The Supreme Court says some former psychiatric patients will be allowed to sue the Government over allegations they were abused in the 1970s.

The court today released a decision saying it had partially allowed an appeal by six former Porirua Hospital patients.

The court said the six informal patients, as opposed to committed patients, treated after March 31, 1972 could continue their legal action to sue the Government in the High Court.

They were entitled to costs of $15,000.

The decision is seen as likely to determine the course of proceedings for a group of 280 claimants who were admitted, with their agreement, for treatment at various psychiatric hospitals around the country in the 1960s and 70s.

The former patients, who cannot be named, claim they were abused in various ways; hospital staff physically assaulted and sexually abused them, they were not protected from other patients, were subject to inappropriate electro-shock therapy and long periods of solitary confinement.

The defendant is the Crown Health Financing Agency, formerly the Residual Health Management Unit, the Crown entity now responsible for historical liabilities for alleged mistreatment.

W ellington lawyer Sonja Cooper said it was a significant decision for the 80 to 90 per cent of her 200 clients who were patients post-March 1972.

It meant barriers in the Mental Health Act, which gave immunity to psychiatric staff and the Crown against liability, did not apply to people who were informal patients after March 1972, she said.

The process started in 2002 and the first claims were filed in 2004, she said.

"This has ambled its way through two levels of the High Court, then the Court of Appeal, then through to the Supreme Court, so now we will actually be able to start progressing cases through to trial, so that's great.

"For a lot of our clients this has already been a seven year process."

Ms Cooper said none of the claims had been through the court system yet but it involved "reasonably high levels of damage".

A conference will be held later this month to determine what action will now be taken, she said.

The Court of Appeal earlier ruled restrictions on bringing civil proceedings against those acting under mental health legislation applied to all patients, including informal patients.
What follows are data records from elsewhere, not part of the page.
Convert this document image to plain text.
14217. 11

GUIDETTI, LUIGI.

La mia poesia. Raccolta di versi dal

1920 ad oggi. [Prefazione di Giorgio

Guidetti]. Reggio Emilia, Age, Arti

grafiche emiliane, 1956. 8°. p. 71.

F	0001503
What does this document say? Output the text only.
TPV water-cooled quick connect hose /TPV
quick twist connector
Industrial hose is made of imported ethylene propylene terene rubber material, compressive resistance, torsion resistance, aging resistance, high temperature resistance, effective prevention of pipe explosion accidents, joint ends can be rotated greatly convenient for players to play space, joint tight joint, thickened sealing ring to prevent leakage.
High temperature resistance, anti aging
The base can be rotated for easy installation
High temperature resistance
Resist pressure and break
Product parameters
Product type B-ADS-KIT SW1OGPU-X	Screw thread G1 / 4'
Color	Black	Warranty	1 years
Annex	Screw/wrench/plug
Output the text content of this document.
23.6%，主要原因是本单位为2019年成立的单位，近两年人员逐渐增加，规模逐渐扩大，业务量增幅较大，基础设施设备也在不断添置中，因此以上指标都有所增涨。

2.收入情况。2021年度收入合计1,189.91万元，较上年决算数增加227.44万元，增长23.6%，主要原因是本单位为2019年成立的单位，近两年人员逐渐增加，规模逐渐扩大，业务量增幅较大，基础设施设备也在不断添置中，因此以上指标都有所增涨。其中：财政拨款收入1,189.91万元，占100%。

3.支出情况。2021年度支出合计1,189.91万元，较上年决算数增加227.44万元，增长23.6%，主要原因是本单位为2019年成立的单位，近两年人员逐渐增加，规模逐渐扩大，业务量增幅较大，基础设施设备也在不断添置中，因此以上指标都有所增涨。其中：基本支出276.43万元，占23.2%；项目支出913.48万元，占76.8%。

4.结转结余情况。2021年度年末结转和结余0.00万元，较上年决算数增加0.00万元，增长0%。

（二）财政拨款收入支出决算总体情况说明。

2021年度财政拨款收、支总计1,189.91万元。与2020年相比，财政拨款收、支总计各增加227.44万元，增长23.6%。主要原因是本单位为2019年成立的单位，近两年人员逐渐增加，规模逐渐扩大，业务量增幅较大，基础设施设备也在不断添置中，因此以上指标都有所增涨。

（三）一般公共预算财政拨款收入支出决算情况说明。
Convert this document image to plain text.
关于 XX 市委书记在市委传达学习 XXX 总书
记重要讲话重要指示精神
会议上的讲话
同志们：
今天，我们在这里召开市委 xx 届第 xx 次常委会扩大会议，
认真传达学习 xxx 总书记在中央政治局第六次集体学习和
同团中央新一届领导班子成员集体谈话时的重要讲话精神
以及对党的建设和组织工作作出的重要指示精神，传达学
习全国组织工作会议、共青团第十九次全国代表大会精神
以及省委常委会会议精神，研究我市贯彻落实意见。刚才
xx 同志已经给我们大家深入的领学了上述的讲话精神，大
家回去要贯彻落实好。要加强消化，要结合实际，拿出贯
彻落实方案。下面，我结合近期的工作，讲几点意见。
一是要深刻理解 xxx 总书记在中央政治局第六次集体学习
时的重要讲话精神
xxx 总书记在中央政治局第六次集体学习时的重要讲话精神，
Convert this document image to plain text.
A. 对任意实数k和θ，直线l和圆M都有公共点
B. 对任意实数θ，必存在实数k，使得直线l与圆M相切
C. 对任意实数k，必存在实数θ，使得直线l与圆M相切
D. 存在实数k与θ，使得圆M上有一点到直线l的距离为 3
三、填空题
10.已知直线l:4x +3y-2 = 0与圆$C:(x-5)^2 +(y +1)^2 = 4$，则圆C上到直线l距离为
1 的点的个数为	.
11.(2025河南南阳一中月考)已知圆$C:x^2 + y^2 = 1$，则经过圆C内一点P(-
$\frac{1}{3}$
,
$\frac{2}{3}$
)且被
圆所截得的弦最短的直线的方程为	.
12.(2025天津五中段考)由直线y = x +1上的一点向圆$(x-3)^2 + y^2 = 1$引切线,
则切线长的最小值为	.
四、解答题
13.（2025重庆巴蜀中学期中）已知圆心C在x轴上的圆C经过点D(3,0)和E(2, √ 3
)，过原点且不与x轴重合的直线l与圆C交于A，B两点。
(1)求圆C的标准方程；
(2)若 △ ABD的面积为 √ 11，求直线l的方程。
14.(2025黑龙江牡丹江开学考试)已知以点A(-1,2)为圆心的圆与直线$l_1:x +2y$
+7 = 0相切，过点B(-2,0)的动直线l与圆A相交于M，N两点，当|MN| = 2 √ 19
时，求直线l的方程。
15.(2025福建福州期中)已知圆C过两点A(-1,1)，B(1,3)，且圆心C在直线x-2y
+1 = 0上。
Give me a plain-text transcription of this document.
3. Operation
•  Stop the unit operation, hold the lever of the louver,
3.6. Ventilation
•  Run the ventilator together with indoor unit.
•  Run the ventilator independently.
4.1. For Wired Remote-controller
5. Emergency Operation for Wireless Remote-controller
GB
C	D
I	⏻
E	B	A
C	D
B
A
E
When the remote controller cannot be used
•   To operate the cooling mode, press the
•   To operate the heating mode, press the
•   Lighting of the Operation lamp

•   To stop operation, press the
The restrictions required that plaintiffs obtain leave of the Court to bring the proposed proceedings showing that there was substantial ground for contending that hospital staff had acted in bad faith or without reasonable care.

Applications also had to be made within six months of the alleged actions giving rise to the proceedings.

However, the Supreme Court decided that correct interpretation of the legislation meant restrictions on bringing proceedings ceased to apply once the responsibility for psychiatric hospitals moved from the Government to hospital boards (later Area Health Boards) in 1972.